Hashing, a widely studied solution to the approximate nearest neighbor search, aims to map data points in the high-dimensional Euclidean space to the low-dimensional Hamming space while preserving the similarity between original points. As directly learning binary codes can be NP-hard due to discrete constraints, a two-stage scheme, namely, 'projection and quantization', has already become a standard paradigm for learning similarity-preserving hash codes. However, most existing hashing methods typically separate these two stages and thus fail to investigate complementary effects of both stages. In this paper, we systematically study the relationship between 'projection and quantization', and propose a novel minimal reconstruction bias hashing (MRH) method to learn compact binary codes, in which the projection learning and quantization optimizing are jointly performed. By introducing a lower bound analysis, we design an effective ternary search algorithm to solve the corresponding optimization problem. Furthermore, we conduct some insightful discussions on the proposed MRH approach, including the theoretical proof, and computational complexity.
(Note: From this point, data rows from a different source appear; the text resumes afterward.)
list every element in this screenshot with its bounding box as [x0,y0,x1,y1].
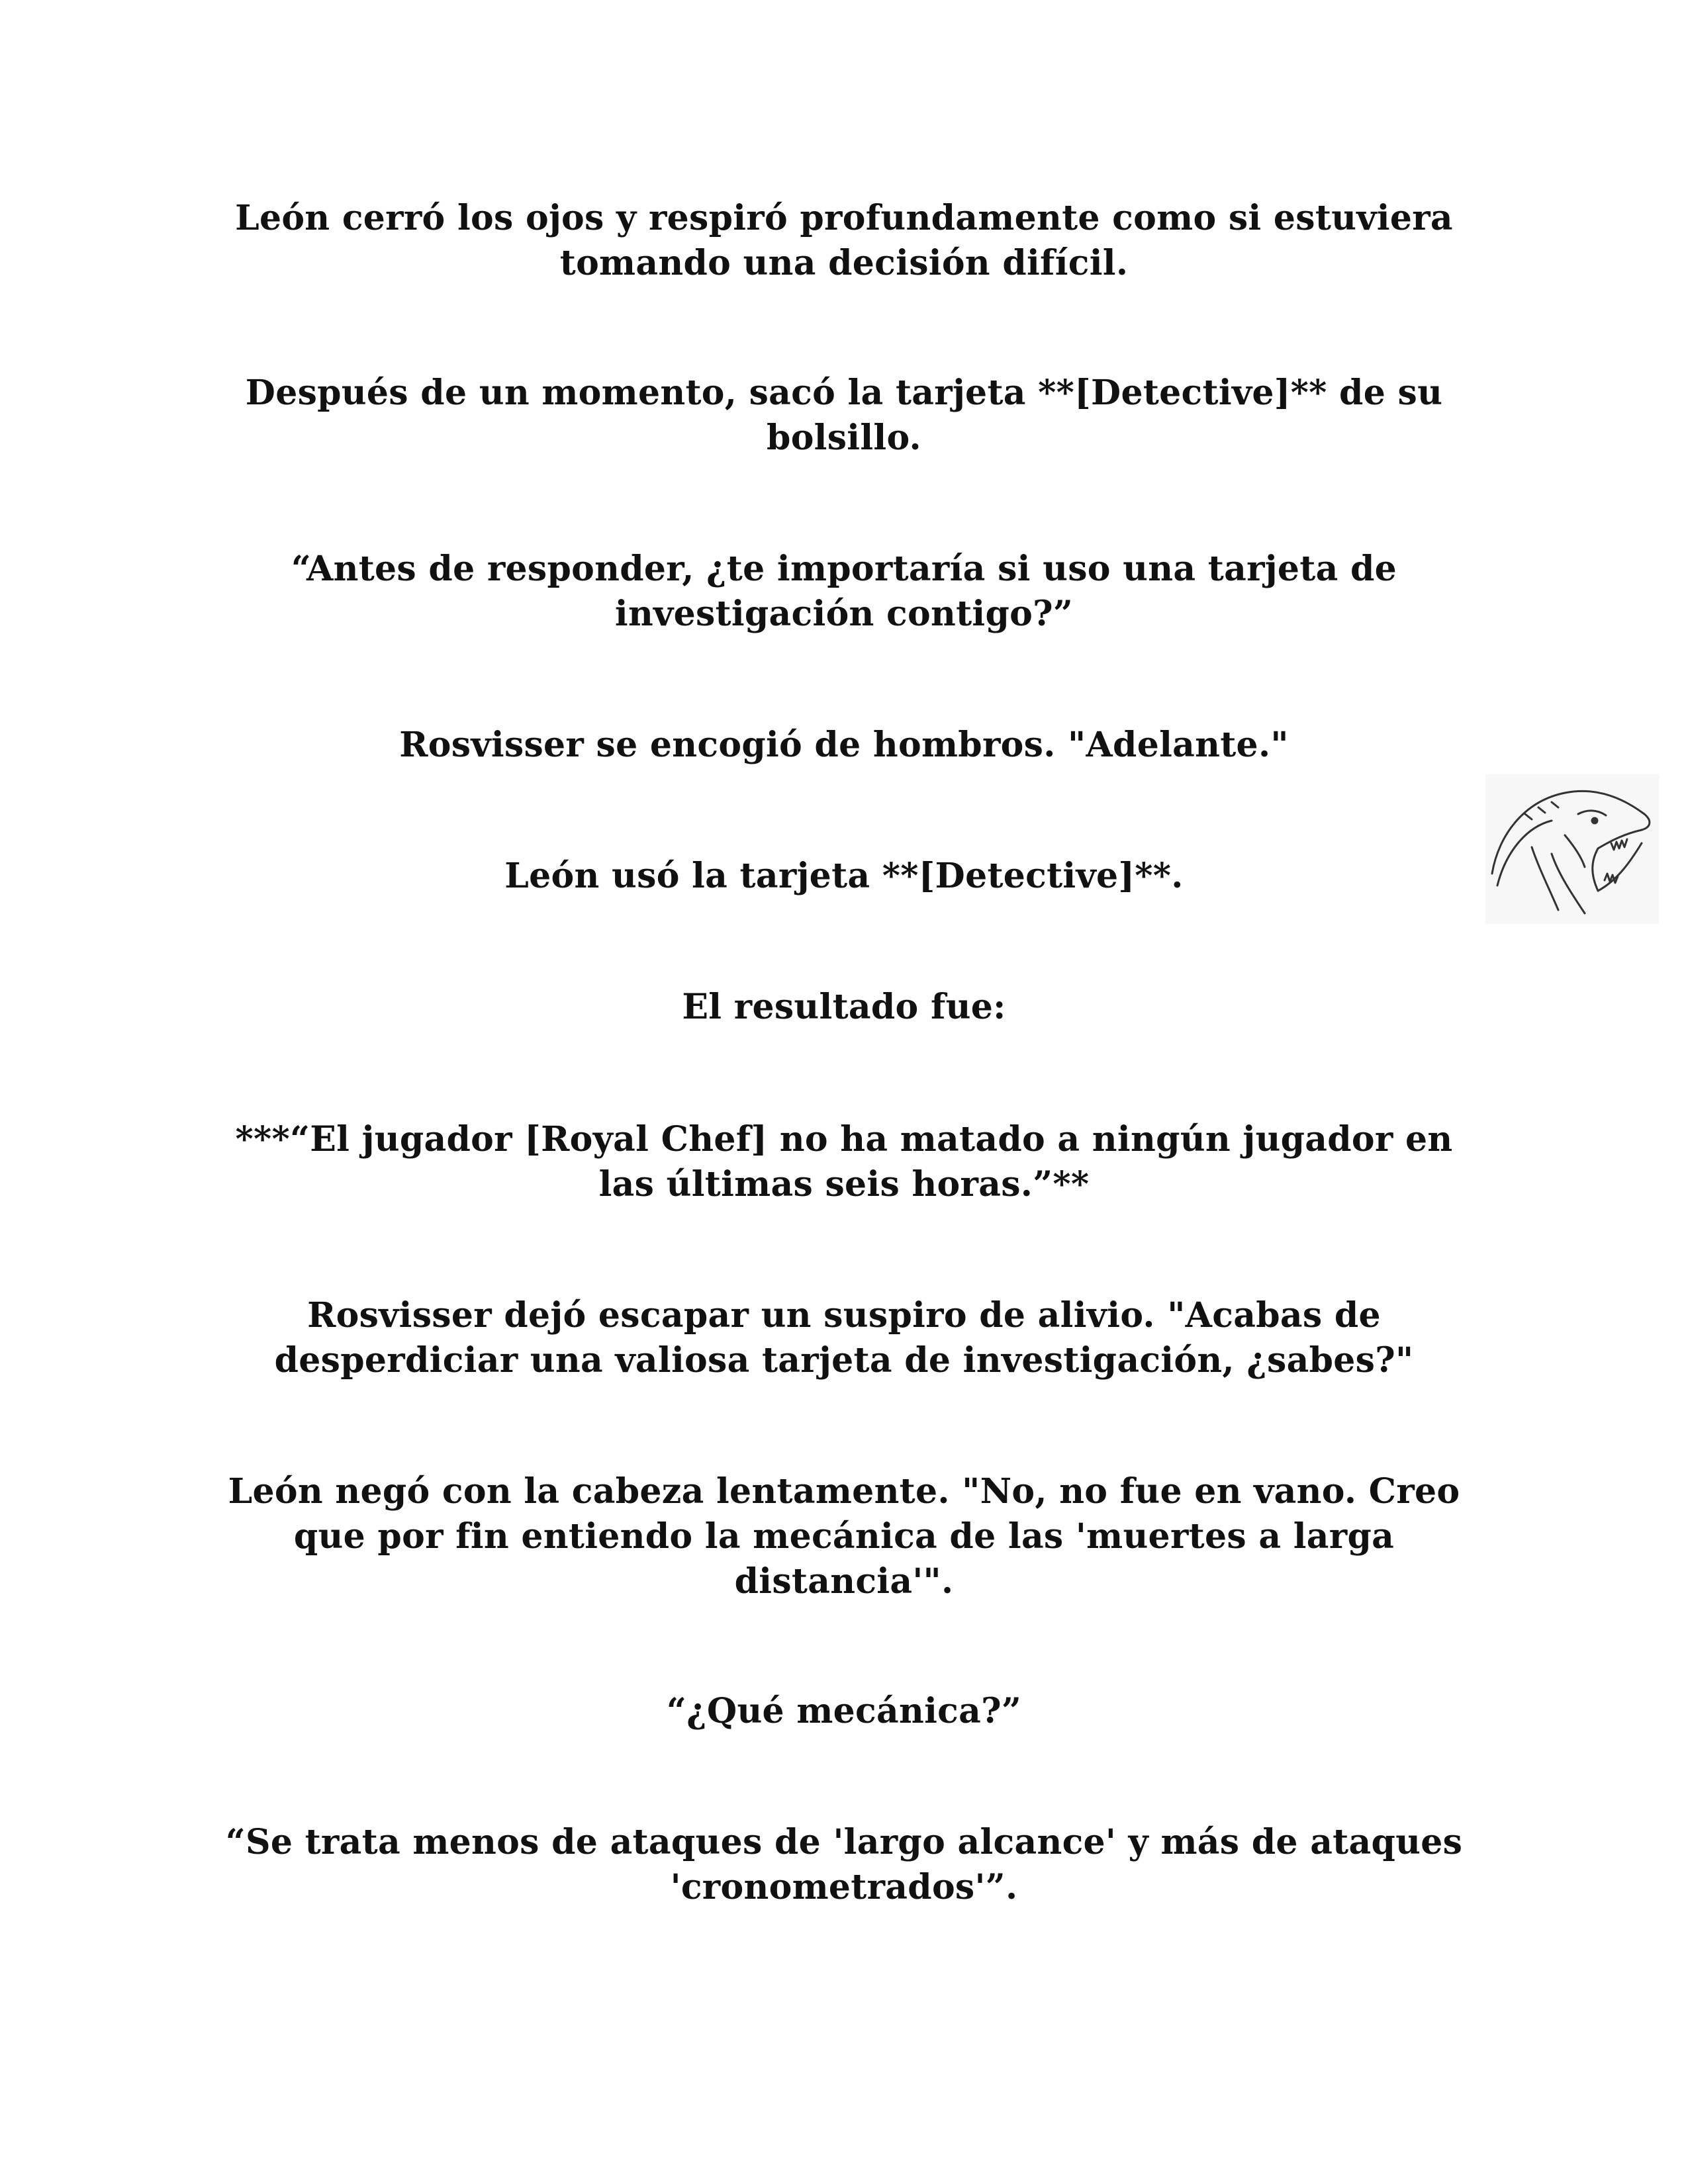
dinosaur-head-sketch-icon [1485,774,1659,924]
paragraph-1: León cerró los ojos y respiró profundamente como si estuviera tomando una decisión difícil. [235,198,1453,283]
paragraph-2: Después de un momento, sacó la tarjeta **[Detective]** de su bolsillo. [245,373,1443,458]
paragraph-9: León negó con la cabeza lentamente. "No, no fue en vano. Creo que por fin entiendo la mecánica de las 'muertes a larga distancia'". [228,1471,1460,1602]
paragraph-11: “Se trata menos de ataques de 'largo alcance' y más de ataques 'cronometrados'”. [225,1822,1463,1907]
paragraph-8: Rosvisser dejó escapar un suspiro de alivio. "Acabas de desperdiciar una valiosa tarjeta de investigación, ¿sabes?" [274,1295,1414,1381]
paragraph-7: ***“El jugador [Royal Chef] no ha matado a ningún jugador en las últimas seis horas.”** [235,1119,1453,1205]
paragraph-6: El resultado fue: [682,987,1006,1027]
paragraph-3: “Antes de responder, ¿te importaría si uso una tarjeta de investigación contigo?” [291,549,1397,634]
paragraph-5: León usó la tarjeta **[Detective]**. [504,856,1184,896]
paragraph-10: “¿Qué mecánica?” [666,1691,1022,1731]
paragraph-4: Rosvisser se encogió de hombros. "Adelante." [399,725,1289,765]
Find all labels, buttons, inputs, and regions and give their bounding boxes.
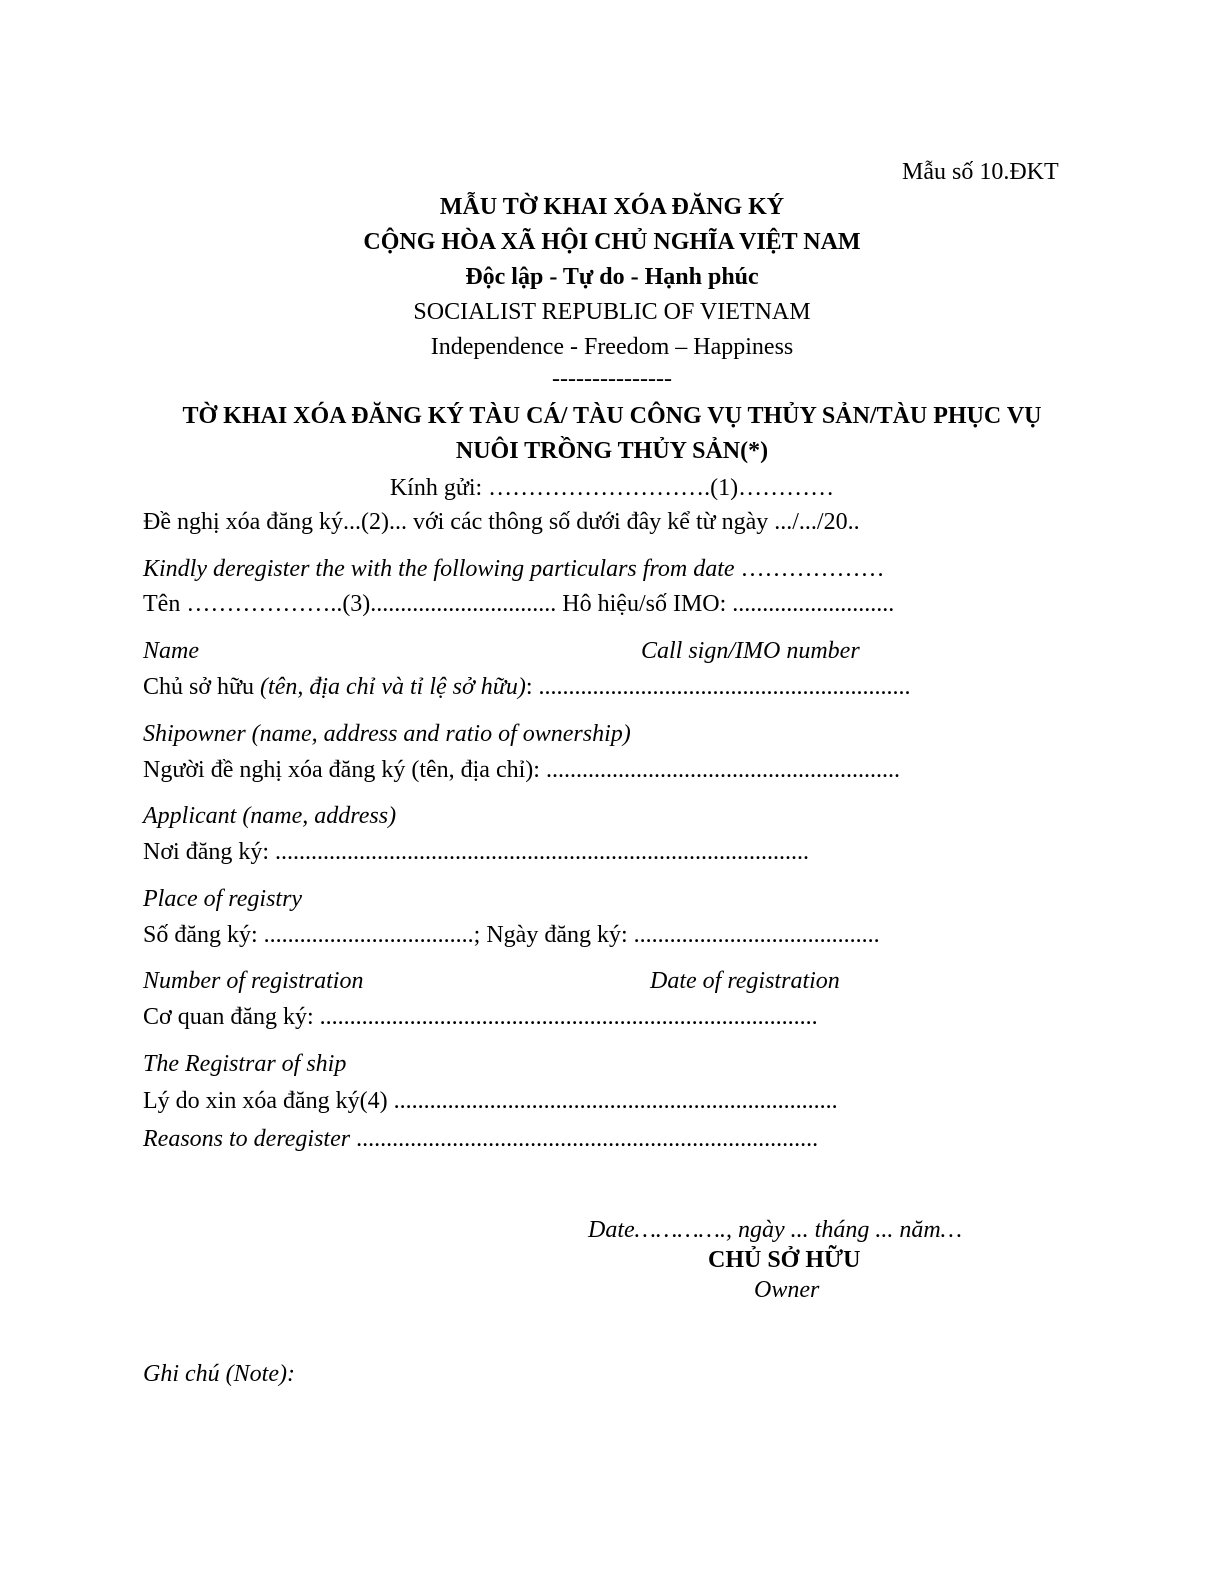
signature-role-en: Owner — [754, 1277, 820, 1303]
country-name-vi: CỘNG HÒA XÃ HỘI CHỦ NGHĨA VIỆT NAM — [363, 229, 861, 255]
owner-label: Chủ sở hữu — [143, 674, 261, 700]
motto-en: Independence - Freedom – Happiness — [430, 334, 794, 360]
registration-number-row: Số đăng ký: ...................................; Ngày đăng ký: ......................................... — [143, 922, 880, 948]
reason-label-en: Reasons to deregister — [143, 1126, 351, 1152]
reason-row-en — [143, 1124, 818, 1154]
name-label-en: Name — [143, 638, 199, 664]
owner-dots: : .............................................................. — [525, 674, 911, 700]
country-name-en: SOCIALIST REPUBLIC OF VIETNAM — [413, 299, 811, 325]
applicant-label-en: Applicant (name, address) — [143, 803, 397, 829]
signature-role-vi: CHỦ SỞ HỮU — [708, 1247, 861, 1273]
registration-number-label-en: Number of registration — [143, 968, 364, 994]
reason-row: Lý do xin xóa đăng ký(4) .......................................................................... — [143, 1088, 838, 1114]
reason-dots-en: ............................................................................. — [350, 1126, 819, 1152]
registrar-row: Cơ quan đăng ký: ................................................................................... — [143, 1004, 818, 1030]
header-divider: --------------- — [552, 366, 672, 392]
signature-date-line: Date…………., ngày ... tháng ... năm… — [588, 1217, 963, 1243]
document-title-line2: NUÔI TRỒNG THỦY SẢN(*) — [455, 438, 769, 464]
applicant-row: Người đề nghị xóa đăng ký (tên, địa chỉ): ........................................................... — [143, 757, 900, 783]
place-of-registry-label-en: Place of registry — [143, 886, 303, 912]
registrar-label-en: The Registrar of ship — [143, 1051, 347, 1077]
request-line-en — [143, 554, 885, 584]
callsign-label-en: Call sign/IMO number — [641, 638, 860, 664]
vessel-name-row: Tên ………………..(3)............................... Hô hiệu/số IMO: ........................... — [143, 591, 895, 617]
form-title: MẪU TỜ KHAI XÓA ĐĂNG KÝ — [439, 194, 785, 220]
place-of-registry-row: Nơi đăng ký: ......................................................................................... — [143, 839, 810, 865]
shipowner-label-en: Shipowner (name, address and ratio of ownership) — [143, 721, 631, 747]
document-title-line1: TỜ KHAI XÓA ĐĂNG KÝ TÀU CÁ/ TÀU CÔNG VỤ THỦY SẢN/TÀU PHỤC VỤ — [182, 403, 1042, 429]
form-number: Mẫu số 10.ĐKT — [902, 159, 1059, 185]
request-line-vi: Đề nghị xóa đăng ký...(2)... với các thông số dưới đây kể từ ngày .../.../20.. — [143, 509, 860, 535]
addressee-line: Kính gửi: ……………………….(1)………… — [389, 475, 835, 501]
owner-label-detail: (tên, địa chỉ và tỉ lệ sở hữu) — [260, 674, 526, 700]
note-label: Ghi chú (Note): — [143, 1361, 295, 1387]
request-en-text: Kindly deregister the with the following particulars from date — [143, 556, 735, 582]
motto-vi: Độc lập - Tự do - Hạnh phúc — [465, 264, 759, 290]
registration-date-label-en: Date of registration — [650, 968, 840, 994]
request-en-dots: ……………… — [740, 556, 885, 582]
owner-row — [143, 672, 911, 702]
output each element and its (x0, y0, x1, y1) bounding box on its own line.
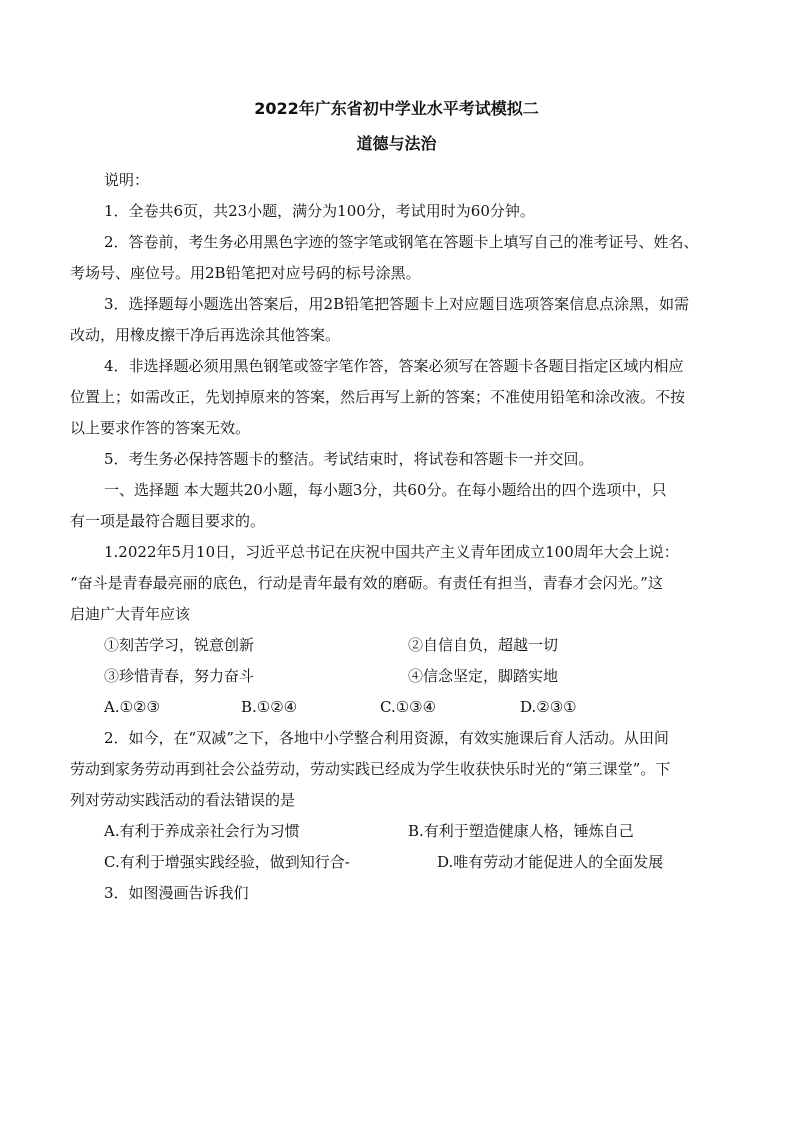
question-2-choice-d: D.唯有劳动才能促进人的全面发展 (437, 853, 664, 871)
question-1-stem-line-3: 启迪广大青年应该 (70, 605, 191, 623)
question-1-statement-3: ③珍惜青春，努力奋斗 (104, 667, 255, 685)
question-1-statement-4: ④信念坚定，脚踏实地 (408, 667, 559, 685)
exam-subject: 道德与法治 (356, 134, 437, 153)
question-2-stem-line-1: 2．如今，在“双减”之下，各地中小学整合利用资源，有效实施课后育人活动。从田间 (104, 729, 669, 747)
question-1-stem-line-2: “奋斗是青春最亮丽的底色，行动是青年最有效的磨砺。有责任有担当，青春才会闪光。”这 (70, 574, 663, 592)
question-1-choice-d: D.②③① (520, 698, 577, 716)
instruction-item-5: 5．考生务必保持答题卡的整洁。考试结束时，将试卷和答题卡一并交回。 (104, 450, 594, 468)
question-1-stem-line-1: 1.2022年5月10日，习近平总书记在庆祝中国共产主义青年团成立100周年大会上说： (104, 543, 679, 561)
question-2-choice-c: C.有利于增强实践经验，做到知行合- (104, 853, 350, 871)
question-2-choice-b: B.有利于塑造健康人格，锤炼自己 (408, 822, 634, 840)
instruction-item-3-line-2: 改动，用橡皮擦干净后再选涂其他答案。 (70, 326, 341, 344)
question-1-choice-b: B.①②④ (241, 698, 298, 716)
instruction-item-4-line-3: 以上要求作答的答案无效。 (70, 419, 251, 437)
instruction-item-2-line-2: 考场号、座位号。用2B铅笔把对应号码的标号涂黑。 (70, 264, 421, 282)
question-1-statement-1: ①刻苦学习，锐意创新 (104, 636, 255, 654)
question-1-choice-a: A.①②③ (104, 698, 160, 716)
question-3-stem: 3．如图漫画告诉我们 (104, 884, 249, 902)
instruction-item-2-line-1: 2．答卷前，考生务必用黑色字迹的签字笔或钢笔在答题卡上填写自己的准考证号、姓名、 (104, 233, 699, 251)
instruction-item-4-line-2: 位置上；如需改正，先划掉原来的答案，然后再写上新的答案；不准使用铅笔和涂改液。不按 (70, 388, 686, 406)
section-1-header-line-2: 有一项是最符合题目要求的。 (70, 512, 266, 530)
question-2-stem-line-2: 劳动到家务劳动再到社会公益劳动，劳动实践已经成为学生收获快乐时光的“第三课堂”。下 (70, 760, 671, 778)
question-1-statement-2: ②自信自负，超越一切 (408, 636, 559, 654)
instruction-item-3-line-1: 3．选择题每小题选出答案后，用2B铅笔把答题卡上对应题目选项答案信息点涂黑，如需 (104, 295, 690, 313)
section-1-header-line-1: 一、选择题 本大题共20小题，每小题3分，共60分。在每小题给出的四个选项中，只 (104, 481, 667, 499)
question-2-choice-a: A.有利于养成亲社会行为习惯 (104, 822, 300, 840)
instruction-item-1: 1．全卷共6页，共23小题，满分为100分，考试用时为60分钟。 (104, 202, 535, 220)
question-2-stem-line-3: 列对劳动实践活动的看法错误的是 (70, 791, 296, 809)
question-1-choice-c: C.①③④ (380, 698, 437, 716)
exam-title: 2022年广东省初中学业水平考试模拟二 (254, 99, 539, 118)
instruction-item-4-line-1: 4．非选择题必须用黑色钢笔或签字笔作答，答案必须写在答题卡各题目指定区域内相应 (104, 357, 684, 375)
instructions-heading: 说明： (104, 171, 150, 189)
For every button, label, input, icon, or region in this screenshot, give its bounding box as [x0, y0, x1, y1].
Distinct from previous works, the MRH can adaptively adjust the projection dimensionality to balance the information loss between the projection and quantization. The proposed framework not only provides a unique perspective to view traditional hashing methods, but also evokes some other researches, e.g., guiding the design of the loss functions in deep networks. Extensive experiment results have shown that the proposed MRH significantly outperforms a variety of state-of-the-art methods over eight widely used benchmarks.